The orders that sent my father into war and broke up our family and our lives had come almost exactly a year ago. We had been sitting in the kitchen of our home in Illinois when it came—Father, Aly and me. I tried to picture it, but all I could see was the ranch kitchen where I was now, with its brightly colored tiles, and the sunlight pouring in through the windows, and the sound of birds singing outside, singing in December.

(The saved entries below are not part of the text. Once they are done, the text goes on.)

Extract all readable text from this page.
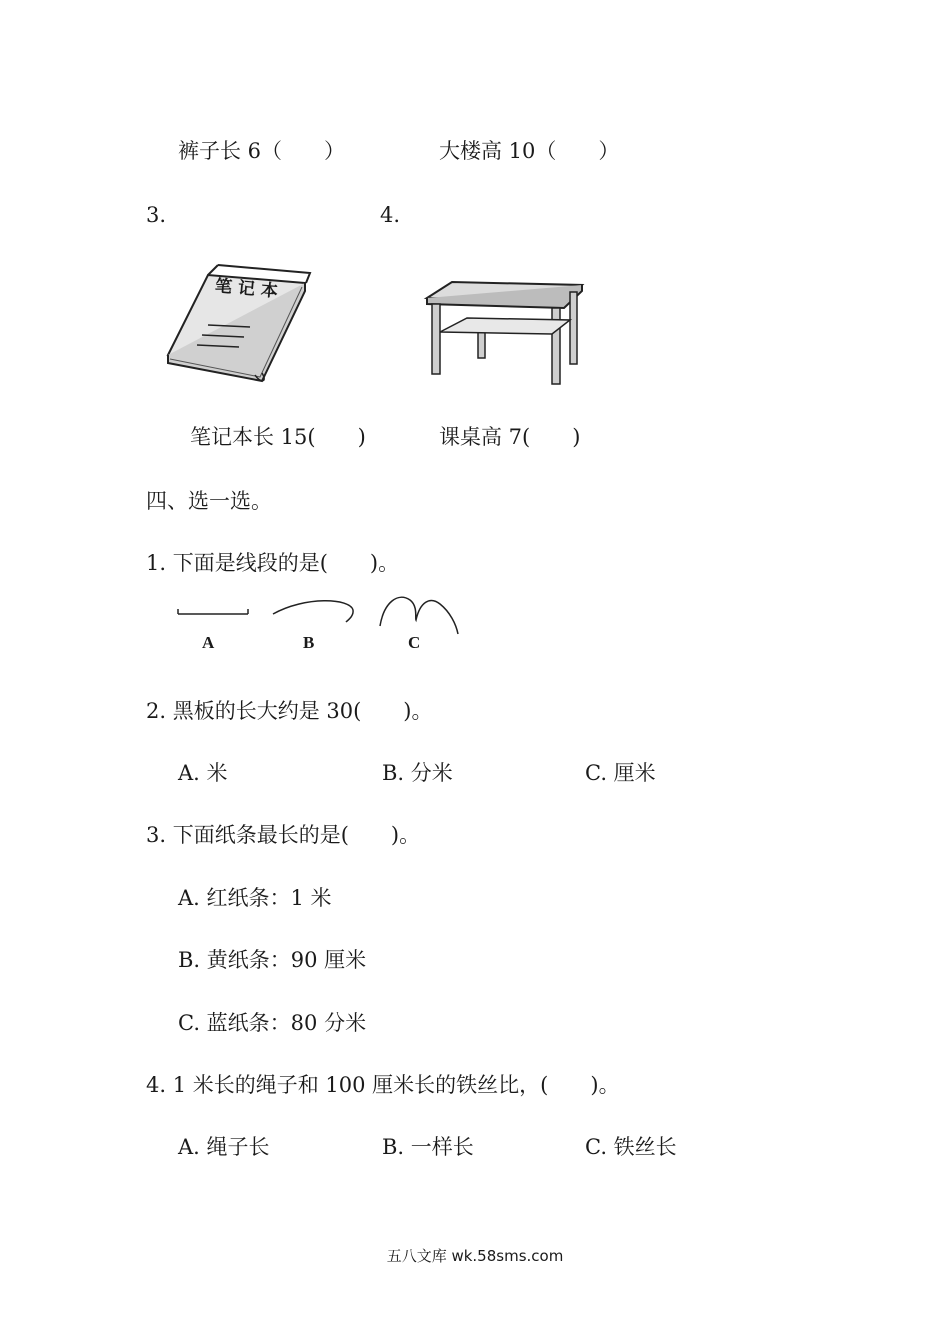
裤子长 6（　　）	大楼高 10（　　）
3.	4.
笔 记 本
笔记本长 15(　　)	课桌高 7(　　)
四、选一选。
1. 下面是线段的是(　　)。
A	B	C
2. 黑板的长大约是 30(　　)。
A. 米	B. 分米	C. 厘米
3. 下面纸条最长的是(　　)。
A. 红纸条：1 米
B. 黄纸条：90 厘米
C. 蓝纸条：80 分米
4. 1 米长的绳子和 100 厘米长的铁丝比，(　　)。
A. 绳子长	B. 一样长	C. 铁丝长
五八文库 wk.58sms.com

I missed my father terribly, but he was still alive, he was well, and I had just talked to him even though he was thousands of miles away. I thought of all the things that had happened since that message ordering him to war had arrived. Some of them were bad—Kitty having to go away to Manzanar, and the fire—were terrible, but other things were good—Aunt Maddie and her animals and the ranch, my friends, my music, and all of the adventures I’d had over the past twelve months.
Everything had changed, everything was going to keep changing, but maybe Aunt Maddie was right. Maybe you didn’t have to wait for happily ever after, maybe it was something that we were already living, something that was right here now, no matter what the future held or what the past had been.
I got up and went to the piano. I played a chord and then another and another. I could feel the potential for those chords to become music, music no one had ever heard before, something new and maybe even wonderful. We—none of us—know the future, that’s what Mr Zelle said. It hasn’t been written yet, and that meant it could be anything.